7) Message boards : Number crunching : openMalaria test version v6.65 (Message 20162)
Posted 189 days ago by michaelT
Dammit ... I think I need holidays or buy news glasses ...
By mistake (for Beta), changing the xml back to the original one, I removed the </file_ref> xml tag in the xml doc. XML fixed. ...
Sorry for all the mess. :( :( :( :( :( :(
8) Message boards : Number crunching : openMalaria test version v6.65 (Message 20110)
Posted 192 days ago by michaelT
We stopped the generation of new workunits for beta and we will wait until all the workunits are back.
What happened is that :
- We replaced the old scenario_30.xsd file with the new one and launched a sample set of a batch to test.
- The client which didn't have workunits from beta downloaded the new version.
- But some clients were still running workunits from beta. So they still have the scenario_30.xsd file in the project directory. We expected that when the client get new workunits, the scenario_30.xsd will be replaced with the new one because the checksum between the old and new file was different but that was not the case... The old files stayed and that's were the mess started.
So we have to wait until all the workunits from beta are back like that the scenario_30.xsd file will be deleted from the project folder ( "<sticky/>" is not in the xml doc so it won't keep it). And then everything will be fixed and we can restart to generate new workunits.
9) Message boards : Number crunching : openMalaria test version v6.65 (Message 20098)
Posted 193 days ago by michaelT
We removed the <copy_file/> from the xml doc trying if this will replace the old scenario_30.xsd file with the new one on the client side but it was a bae idea :( ... we set it back as it was before.
The problem is that we have a new version of the scenario_30.xsd which replace an older version. In theory the new one should replace the old one each time you download a new workunit because it create a slot directory where workunites files are downloaded. It's only if you specify in the xml doc "<sticky/>".
10) Message boards : Number crunching : openMalaria test version v6.65 (Message 20086)
Posted 194 days ago by michaelT
1. wuVFNEW_* : xml attribute baseFactor have been set to a value < 0 while it was expecting a value whitin a range [0,1]. The xml file was validated by the xsd but openMalaria is doing additional check for value ranges that's why this error was not detected before. In addition, before submiting a new batch, we test it on our computer and then send a sample on BOINC before sending the whole batch. Here it was the sample.

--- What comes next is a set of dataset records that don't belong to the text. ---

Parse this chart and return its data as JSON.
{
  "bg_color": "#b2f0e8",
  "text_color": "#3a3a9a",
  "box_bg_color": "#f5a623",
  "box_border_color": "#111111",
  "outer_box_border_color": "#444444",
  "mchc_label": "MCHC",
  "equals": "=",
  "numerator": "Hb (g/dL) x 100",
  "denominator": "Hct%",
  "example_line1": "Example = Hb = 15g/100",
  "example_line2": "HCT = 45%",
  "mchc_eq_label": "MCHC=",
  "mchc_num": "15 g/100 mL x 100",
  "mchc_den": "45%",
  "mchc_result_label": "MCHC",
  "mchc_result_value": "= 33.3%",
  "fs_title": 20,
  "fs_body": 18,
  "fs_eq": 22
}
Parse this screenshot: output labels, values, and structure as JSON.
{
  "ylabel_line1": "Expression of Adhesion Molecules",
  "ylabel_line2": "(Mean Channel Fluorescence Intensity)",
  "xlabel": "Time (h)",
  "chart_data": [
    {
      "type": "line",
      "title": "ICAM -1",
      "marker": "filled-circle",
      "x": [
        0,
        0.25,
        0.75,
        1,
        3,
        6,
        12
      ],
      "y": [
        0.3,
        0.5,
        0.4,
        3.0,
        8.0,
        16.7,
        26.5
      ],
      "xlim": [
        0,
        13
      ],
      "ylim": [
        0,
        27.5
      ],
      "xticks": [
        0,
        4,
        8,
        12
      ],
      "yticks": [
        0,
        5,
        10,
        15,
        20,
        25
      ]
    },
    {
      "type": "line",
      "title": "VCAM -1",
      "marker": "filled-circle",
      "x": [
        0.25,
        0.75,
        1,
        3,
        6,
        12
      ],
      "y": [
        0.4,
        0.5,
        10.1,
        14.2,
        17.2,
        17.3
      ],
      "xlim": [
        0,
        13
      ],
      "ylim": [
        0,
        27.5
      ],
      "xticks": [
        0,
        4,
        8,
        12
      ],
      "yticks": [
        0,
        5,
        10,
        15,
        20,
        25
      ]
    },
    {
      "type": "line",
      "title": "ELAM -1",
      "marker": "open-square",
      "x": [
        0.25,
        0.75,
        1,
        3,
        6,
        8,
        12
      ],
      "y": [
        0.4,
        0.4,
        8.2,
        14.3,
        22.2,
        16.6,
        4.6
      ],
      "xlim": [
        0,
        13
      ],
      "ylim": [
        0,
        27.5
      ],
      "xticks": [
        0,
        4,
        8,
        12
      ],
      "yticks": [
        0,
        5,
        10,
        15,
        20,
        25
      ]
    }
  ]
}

I'll check with the scientist who created the experiment what happened.
2.wuVFNEWcov_* :Maybe a file cache problem. We updated openMalariaBeta with a new version which is backward compatible and replaced the scenario_30.xsd with a new version on our server. So the new workunits are sent with the new xsd files and not the old one. However it seem's that it was not replaced on all clients. I'll check if it's a problem of server cache or boinc client cache.